We are all quite used to the concept of carbon footprint, a tool that helps us calculate how much we are personally contributing to climate change. Our footprint might take into account electricity usage, how many miles we drive, our water usage and eating habits, how much we fly, and how much garbage we accumulate. But all these calculations could not be enough.

 

Beyond the carbon footprint

The problem is that our carbon footprints don’t give an accurate picture of our true individual impact on the climate crisis. Emma Pattee, climate journalist and author of this concept, gives a very clear example:

There are two people, one flies weekly for work, the other lives in a studio apartment and walks to the office every day. On the surface, it’s clear who has the bigger carbon footprint. But if the weekly flier is a climate scientist who travels around the world teaching about the dangers of climate change and the second person works for a marketing agency making ads for an oil company, who is contributing more to the climate emergency really?

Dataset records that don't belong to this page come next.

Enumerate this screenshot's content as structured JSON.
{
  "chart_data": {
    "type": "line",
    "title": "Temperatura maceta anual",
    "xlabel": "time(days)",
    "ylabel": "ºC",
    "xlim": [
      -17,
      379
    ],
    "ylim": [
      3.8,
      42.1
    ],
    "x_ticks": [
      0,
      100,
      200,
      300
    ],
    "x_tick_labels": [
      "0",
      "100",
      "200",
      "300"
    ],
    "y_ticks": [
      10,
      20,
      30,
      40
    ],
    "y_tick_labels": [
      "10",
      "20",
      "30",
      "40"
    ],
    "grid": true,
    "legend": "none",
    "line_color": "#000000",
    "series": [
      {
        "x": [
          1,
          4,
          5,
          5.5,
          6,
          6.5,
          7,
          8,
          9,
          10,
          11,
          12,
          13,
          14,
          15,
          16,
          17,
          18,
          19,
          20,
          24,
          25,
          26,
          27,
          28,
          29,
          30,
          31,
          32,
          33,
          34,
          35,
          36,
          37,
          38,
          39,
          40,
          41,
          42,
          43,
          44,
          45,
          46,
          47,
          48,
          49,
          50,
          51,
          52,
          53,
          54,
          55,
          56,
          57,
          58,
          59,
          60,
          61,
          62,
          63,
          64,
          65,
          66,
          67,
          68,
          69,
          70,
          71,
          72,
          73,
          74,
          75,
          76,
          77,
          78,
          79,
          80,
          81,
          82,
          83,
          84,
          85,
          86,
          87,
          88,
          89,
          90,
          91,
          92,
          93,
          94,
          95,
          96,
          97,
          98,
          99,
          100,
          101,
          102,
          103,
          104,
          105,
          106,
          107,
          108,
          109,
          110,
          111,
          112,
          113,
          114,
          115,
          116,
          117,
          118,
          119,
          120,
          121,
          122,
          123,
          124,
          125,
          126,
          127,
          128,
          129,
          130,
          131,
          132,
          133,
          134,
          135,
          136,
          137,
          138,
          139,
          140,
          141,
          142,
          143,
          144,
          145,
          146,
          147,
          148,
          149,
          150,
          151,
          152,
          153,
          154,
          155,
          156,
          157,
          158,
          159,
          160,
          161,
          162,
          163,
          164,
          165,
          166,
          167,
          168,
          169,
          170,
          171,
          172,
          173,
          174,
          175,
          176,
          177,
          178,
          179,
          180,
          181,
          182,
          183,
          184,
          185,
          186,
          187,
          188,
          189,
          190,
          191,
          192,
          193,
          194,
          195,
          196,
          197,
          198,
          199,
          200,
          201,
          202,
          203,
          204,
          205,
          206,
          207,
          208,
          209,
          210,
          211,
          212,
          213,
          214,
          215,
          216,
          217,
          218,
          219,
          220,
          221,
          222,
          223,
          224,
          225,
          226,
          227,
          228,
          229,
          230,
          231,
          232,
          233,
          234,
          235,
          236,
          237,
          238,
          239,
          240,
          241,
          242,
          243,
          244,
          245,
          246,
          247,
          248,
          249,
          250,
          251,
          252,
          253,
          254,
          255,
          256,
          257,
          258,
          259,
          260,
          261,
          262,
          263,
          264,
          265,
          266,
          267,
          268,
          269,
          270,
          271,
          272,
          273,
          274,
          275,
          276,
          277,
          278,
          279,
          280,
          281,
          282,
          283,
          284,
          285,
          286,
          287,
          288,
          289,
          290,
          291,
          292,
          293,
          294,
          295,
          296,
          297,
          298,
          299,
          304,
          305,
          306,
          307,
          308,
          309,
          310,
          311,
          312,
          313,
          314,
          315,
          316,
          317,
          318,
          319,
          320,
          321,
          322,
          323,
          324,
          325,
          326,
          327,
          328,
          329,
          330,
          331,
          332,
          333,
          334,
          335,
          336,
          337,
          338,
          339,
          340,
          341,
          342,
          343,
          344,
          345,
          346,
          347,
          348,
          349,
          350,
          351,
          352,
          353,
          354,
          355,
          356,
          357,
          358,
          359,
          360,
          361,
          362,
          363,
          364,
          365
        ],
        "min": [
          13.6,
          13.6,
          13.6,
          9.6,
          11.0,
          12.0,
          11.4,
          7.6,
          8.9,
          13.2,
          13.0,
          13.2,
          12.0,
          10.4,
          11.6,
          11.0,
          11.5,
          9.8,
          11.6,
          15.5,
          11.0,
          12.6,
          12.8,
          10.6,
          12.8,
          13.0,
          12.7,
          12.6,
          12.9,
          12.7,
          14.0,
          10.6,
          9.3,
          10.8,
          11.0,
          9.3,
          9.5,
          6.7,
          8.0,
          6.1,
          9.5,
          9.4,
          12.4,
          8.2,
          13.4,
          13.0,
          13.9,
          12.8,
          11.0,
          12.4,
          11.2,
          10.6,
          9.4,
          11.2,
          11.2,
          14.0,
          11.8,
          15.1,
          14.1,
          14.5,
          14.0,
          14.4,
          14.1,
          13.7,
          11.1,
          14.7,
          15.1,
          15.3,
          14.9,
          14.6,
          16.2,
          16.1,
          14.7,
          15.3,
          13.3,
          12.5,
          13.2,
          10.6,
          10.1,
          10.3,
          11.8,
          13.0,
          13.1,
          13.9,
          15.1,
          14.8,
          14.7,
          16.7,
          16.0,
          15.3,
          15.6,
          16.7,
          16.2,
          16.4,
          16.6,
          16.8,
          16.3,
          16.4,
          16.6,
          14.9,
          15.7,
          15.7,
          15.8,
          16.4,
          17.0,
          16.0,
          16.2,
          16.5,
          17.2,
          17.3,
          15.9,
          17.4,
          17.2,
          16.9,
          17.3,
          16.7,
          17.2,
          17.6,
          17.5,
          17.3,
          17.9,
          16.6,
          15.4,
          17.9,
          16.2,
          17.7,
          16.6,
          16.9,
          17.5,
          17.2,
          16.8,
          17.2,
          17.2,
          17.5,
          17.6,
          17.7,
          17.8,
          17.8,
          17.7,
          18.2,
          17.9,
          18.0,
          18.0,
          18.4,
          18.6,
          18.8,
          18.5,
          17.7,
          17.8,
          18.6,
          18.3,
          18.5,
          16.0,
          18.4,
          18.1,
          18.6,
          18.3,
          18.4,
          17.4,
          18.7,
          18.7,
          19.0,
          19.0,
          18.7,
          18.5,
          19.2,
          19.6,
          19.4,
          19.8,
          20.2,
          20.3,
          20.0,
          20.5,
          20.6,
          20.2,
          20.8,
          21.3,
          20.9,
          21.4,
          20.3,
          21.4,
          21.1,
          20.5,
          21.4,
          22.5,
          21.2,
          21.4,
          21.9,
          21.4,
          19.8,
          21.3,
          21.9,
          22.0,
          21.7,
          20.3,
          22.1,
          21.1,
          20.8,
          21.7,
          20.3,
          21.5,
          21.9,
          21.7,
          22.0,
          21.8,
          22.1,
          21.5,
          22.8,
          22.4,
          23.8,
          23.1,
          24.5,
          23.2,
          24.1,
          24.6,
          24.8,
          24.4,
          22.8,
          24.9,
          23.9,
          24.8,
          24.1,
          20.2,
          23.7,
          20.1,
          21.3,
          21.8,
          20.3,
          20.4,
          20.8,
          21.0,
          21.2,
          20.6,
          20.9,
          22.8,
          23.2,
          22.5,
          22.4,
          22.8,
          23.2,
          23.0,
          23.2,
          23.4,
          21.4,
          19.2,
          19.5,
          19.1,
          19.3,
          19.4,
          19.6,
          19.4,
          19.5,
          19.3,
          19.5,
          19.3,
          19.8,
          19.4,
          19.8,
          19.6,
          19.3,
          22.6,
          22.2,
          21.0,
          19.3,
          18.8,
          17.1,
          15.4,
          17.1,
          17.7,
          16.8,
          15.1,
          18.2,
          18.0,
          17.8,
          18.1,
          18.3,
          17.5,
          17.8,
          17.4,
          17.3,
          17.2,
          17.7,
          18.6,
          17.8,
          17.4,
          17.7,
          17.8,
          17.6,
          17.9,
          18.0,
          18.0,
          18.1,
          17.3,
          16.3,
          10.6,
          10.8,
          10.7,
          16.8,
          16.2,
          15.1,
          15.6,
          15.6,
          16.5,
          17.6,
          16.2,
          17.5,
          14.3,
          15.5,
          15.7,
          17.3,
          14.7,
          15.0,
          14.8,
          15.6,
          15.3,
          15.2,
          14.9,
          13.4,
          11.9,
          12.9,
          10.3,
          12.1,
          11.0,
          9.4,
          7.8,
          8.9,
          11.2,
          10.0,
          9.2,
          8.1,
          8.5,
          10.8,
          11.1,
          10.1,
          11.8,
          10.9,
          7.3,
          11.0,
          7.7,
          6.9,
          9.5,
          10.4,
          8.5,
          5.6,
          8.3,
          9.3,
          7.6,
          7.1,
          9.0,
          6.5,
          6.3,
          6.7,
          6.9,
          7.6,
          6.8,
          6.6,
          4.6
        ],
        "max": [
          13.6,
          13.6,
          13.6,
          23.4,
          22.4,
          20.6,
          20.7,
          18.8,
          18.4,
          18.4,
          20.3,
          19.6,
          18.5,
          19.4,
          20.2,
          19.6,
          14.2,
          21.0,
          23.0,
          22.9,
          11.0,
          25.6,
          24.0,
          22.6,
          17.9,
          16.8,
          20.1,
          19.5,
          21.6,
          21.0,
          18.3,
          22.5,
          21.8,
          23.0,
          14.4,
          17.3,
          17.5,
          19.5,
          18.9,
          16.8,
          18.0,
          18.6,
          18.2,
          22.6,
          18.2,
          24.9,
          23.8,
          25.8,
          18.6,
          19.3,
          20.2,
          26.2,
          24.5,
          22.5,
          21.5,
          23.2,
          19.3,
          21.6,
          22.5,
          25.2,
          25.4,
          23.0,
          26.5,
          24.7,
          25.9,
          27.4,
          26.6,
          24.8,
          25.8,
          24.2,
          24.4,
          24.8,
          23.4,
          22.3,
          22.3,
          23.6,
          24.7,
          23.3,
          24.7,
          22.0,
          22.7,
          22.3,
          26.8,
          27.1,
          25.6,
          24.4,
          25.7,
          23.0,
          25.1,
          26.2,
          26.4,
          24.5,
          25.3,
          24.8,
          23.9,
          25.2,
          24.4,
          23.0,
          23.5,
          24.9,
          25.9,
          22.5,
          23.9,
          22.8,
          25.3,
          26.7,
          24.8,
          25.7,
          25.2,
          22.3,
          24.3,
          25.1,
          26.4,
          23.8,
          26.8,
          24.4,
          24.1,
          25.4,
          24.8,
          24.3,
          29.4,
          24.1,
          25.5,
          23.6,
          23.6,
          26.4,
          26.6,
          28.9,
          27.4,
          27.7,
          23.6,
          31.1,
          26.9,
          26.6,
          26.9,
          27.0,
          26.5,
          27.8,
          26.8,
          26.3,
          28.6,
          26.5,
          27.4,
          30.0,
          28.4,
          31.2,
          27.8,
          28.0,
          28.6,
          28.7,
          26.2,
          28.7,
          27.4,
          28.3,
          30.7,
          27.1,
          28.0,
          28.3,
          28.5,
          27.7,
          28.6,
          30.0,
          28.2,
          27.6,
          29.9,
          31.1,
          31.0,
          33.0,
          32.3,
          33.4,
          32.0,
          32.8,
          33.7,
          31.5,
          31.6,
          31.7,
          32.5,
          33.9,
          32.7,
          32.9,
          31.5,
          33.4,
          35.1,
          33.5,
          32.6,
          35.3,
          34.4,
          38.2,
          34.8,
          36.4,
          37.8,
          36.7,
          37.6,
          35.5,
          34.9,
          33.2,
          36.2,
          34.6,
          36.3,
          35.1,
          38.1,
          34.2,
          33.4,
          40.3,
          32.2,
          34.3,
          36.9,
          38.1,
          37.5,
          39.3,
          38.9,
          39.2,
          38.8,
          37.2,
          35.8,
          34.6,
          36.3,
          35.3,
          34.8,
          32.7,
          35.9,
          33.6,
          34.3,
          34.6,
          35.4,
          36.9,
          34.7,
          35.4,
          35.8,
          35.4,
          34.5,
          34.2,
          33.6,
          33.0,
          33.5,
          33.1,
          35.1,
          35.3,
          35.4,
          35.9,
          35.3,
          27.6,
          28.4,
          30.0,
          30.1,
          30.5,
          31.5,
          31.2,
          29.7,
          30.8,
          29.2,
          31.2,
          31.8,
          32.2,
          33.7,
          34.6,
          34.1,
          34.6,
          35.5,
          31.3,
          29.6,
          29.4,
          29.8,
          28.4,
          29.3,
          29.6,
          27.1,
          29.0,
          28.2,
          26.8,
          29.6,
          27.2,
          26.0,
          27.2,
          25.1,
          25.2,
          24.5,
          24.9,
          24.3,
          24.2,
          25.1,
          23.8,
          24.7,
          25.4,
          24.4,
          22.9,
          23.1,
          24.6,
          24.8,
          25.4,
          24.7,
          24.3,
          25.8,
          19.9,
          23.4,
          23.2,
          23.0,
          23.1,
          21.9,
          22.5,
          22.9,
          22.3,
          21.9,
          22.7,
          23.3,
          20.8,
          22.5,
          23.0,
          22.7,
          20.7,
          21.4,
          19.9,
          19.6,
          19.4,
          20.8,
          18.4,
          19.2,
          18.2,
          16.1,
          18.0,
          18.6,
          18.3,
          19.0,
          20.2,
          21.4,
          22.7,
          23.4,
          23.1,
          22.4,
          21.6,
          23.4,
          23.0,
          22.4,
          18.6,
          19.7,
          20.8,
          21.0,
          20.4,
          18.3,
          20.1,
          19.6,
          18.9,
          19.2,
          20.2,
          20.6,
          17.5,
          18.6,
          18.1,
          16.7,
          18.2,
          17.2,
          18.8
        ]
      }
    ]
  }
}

By paying attention just to our carbon footprints, we risk to spend all our energy on low-impact individual actions that are easy to quantify, like recycling or turning off lights, instead of putting that energy toward more meaningful work, like lobbying local politicians.

If we have any chance at slowing climate change, we desperately need a more comprehensive metric. We need something that truly encompasses the total impact each of us has on the climate crisis. So what do we need?

Here’s the climate shadow

The climate shadow is a concept created to help us visualize how the sum of our life’s choices influence the climate emergency. It can be seen as a dark shape stretching out behind us, everywhere we go, and records everything we do, or don’t do, in terms of our impact on the planet.

In this more comprehensive metric there is space for consumption habits, of course, like eating fast food, buying clothes every week from the fast fashion industry, or spending money that goes toward a company that is sustainable long-term – this is all carbon footprint. But there is also room for two other aspects, choices and attention. Choices include how we donate and invest our money, the number of children and pets we choose to have, what kind of company we work for and the kind of work we do. While attention, perhaps the most important, is how many hours  we devote to climate action compared to other things we spend my time on.  

The power of climate shadow is that, unlike a carbon footprint, it includes actions that defy easy calculation. It also includes contagious behaviors, like installing solar panels, giving up flying, supporting reforestation projects, or talking about climate change in everyday conversation.

Reforestation as a climate choice

One way in which we can all choose to contribute, individually or collectively, to climate action is by supporting reforestation campaigns and projects. Planting trees is one of the biggest and cheapest ways of taking CO2 out of the atmosphere to tackle the climate crisis. As trees grow, they absorb and store the carbon dioxide emissions that are driving global heating – 400 tons of carbon can be locked into just 1 hectare.

A study published in the journal Science in 2019 found Earth’s ecosystems could support another 900 million hectares of forests, 25% more forested area than we have now. And by planting about 500 billion trees we could reduce atmospheric carbon by about 25%. That’s enough to negate about 20 years of human-produced carbon emissions at the current rate. For all of these reasons, climate scientists have hailed the benefits of planting trees and protecting the trees that we already have.

Take a stand

It is certainly an important step to know and pay attention to our carbon footprint, but the current climate emergency requires each of us to go beyond changing our habits. We must actively engage with our life choices and collective actions, spreading awareness about the climate crisis, drowning out those companies or organisations that work against the planet while deciding to support those that act for it.

If we are to try to stop the worst of the climate crisis from happening, we must change not just our habits, but our society and how it works. And in this, thinking about our climate shadow can help us open our eyes and take a stand.